A storm of legal battles are brewing as well-known comedian and author Sarah Silverman, along with popular authors Christopher Golden and Richard Kadrey, launch lawsuits against tech giants OpenAI and Meta. The claim? Copyright infringement.
The triad of authors has filed separate suits in a US District Court against OpenAI and Meta, accusing both companies of unlawfully using their copyrighted works for training artificial intelligence models, specifically ChatGPT by OpenAI and LLaMA by Meta.
The legal complaints specify that the defendants leveraged datasets gathered from "shadow library" websites, including Bibliotik, Library Genesis, and Z-Library, among others, for training their respective AI models. According to the authors, their works were part of these datasets and were obtained without their consent.
Silverman, Golden, and Kadrey have remained relatively silent on the matter, offering no comments to the media as of yet. However, in their suit against OpenAI, the authors present proof that when prompted, ChatGPT can summarize their books. They argue this constitutes a clear violation of their copyrights. Featured works in the suit include Silverman's "Bedwetter," Golden's "Ararat," and Kadrey's "Sandman Slim."
The second lawsuit, aimed at Meta, claims that the authors' copyrighted works were available in datasets used to train Meta's LLaMA models, four open-source AI models that the company unveiled in February. The plaintiffs allege that these datasets originated from illegal sources.
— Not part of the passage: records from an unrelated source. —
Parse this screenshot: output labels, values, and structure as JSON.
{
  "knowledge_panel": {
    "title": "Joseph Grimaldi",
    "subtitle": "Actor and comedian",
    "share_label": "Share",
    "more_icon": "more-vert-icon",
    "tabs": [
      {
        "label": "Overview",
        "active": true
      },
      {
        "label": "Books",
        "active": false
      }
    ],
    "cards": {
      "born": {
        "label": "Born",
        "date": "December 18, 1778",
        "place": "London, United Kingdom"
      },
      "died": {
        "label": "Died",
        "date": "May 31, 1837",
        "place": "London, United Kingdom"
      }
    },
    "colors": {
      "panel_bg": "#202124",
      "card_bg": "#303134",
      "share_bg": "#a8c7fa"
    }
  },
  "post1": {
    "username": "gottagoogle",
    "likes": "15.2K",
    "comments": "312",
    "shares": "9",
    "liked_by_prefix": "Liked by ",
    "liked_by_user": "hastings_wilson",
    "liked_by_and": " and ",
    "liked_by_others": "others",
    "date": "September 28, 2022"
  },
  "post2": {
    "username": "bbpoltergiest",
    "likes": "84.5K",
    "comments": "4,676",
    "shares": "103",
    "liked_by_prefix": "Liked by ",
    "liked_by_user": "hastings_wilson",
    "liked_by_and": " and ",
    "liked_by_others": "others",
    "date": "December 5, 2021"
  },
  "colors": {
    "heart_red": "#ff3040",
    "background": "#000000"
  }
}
One source, named ThePile, was created by a company called EleutherAI and has been linked to the aforementioned "shadow libraries."
The authors maintain that they did not grant permission for their works to be used as training material for these AI models. The lawsuits include six counts of various copyright violations, negligence, unjust enrichment, and unfair competition, with the authors seeking statutory damages, profit restitution, and more.
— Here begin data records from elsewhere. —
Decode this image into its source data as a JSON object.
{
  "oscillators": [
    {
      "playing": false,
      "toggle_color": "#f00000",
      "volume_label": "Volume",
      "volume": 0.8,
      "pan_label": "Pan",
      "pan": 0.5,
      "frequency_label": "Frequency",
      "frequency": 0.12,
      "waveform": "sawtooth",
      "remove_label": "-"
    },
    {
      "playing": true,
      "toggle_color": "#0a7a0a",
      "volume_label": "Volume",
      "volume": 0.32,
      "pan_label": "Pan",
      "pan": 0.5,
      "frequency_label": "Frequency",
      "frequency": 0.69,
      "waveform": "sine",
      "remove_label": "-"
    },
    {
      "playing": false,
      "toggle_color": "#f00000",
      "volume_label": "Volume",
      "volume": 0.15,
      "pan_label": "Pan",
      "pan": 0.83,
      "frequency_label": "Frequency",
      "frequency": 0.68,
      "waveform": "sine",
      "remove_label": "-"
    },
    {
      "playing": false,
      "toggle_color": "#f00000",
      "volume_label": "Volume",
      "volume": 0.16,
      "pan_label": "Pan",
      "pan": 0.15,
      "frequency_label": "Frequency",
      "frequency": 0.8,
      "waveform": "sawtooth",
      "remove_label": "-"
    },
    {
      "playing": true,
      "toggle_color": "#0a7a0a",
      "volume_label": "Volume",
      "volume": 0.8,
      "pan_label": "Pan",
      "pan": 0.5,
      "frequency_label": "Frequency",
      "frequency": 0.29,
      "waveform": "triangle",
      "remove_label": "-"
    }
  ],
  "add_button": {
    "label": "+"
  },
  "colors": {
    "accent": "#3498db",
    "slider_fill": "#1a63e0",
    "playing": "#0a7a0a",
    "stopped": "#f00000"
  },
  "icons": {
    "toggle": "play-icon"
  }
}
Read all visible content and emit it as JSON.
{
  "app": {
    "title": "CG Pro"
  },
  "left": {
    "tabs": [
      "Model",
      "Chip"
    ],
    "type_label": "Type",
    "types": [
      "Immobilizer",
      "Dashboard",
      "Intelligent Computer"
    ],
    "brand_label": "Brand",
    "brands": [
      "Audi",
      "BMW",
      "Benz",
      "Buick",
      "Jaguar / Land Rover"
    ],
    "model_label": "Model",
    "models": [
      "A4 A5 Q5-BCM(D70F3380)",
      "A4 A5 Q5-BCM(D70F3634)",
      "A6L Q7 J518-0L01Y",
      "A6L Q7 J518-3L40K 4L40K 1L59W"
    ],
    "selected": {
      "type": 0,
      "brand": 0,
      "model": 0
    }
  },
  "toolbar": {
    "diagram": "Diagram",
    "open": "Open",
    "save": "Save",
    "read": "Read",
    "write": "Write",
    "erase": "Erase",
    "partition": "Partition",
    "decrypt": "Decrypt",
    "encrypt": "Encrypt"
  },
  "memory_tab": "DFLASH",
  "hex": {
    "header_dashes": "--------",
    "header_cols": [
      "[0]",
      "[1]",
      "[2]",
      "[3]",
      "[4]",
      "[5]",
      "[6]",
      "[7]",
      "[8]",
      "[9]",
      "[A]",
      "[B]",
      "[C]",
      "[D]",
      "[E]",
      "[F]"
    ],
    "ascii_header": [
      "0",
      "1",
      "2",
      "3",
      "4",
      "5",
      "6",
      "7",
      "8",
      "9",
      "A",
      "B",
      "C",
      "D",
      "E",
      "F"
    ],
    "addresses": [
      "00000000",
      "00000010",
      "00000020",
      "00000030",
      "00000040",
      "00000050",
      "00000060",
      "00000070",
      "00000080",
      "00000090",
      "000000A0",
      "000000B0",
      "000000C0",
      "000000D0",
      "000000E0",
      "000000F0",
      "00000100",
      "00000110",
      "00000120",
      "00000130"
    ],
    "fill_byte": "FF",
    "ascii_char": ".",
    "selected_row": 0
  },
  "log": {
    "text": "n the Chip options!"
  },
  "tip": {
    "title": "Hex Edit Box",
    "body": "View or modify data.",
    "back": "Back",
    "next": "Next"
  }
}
Joseph Saveri and Matthew Butterick, the legal representatives for the authors, acknowledge that they have heard from a plethora of writers, authors, and publishers expressing concerns over ChatGPT's ability to generate text eerily similar to copyrighted materials.
In addition to representing these authors, Saveri has initiated legal proceedings against AI companies on behalf of programmers and artists. Furthermore, Getty Images has filed a similar lawsuit against Stability AI for allegedly training its AI image generation tool, Stable Diffusion, on copyrighted images. Saveri and Butterick are also working with authors Mona Awad and Paul Tremblay on a similar case.
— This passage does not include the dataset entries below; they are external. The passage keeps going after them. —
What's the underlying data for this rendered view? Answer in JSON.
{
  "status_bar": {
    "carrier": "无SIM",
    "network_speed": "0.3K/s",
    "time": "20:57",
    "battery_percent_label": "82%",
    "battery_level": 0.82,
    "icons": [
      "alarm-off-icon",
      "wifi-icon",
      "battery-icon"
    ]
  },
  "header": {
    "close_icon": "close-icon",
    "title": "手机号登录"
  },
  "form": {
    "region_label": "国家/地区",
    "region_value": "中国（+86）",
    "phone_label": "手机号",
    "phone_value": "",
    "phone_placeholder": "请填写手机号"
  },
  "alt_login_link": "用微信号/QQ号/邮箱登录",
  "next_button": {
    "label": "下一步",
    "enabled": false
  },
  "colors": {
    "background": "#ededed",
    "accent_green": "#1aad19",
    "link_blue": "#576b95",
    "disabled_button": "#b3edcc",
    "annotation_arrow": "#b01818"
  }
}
These ongoing legal battles are more than just a mere inconvenience for OpenAI, Meta, and other AI companies. They present a significant challenge to the boundaries of copyright law. As we've previously discussed on The Vergecast, we can expect to see an increasing number of lawsuits surrounding these issues for years to come. In essence, the advent of AI technology is pushing us into uncharted legal waters, and it's clear the wave of litigation is only just beginning.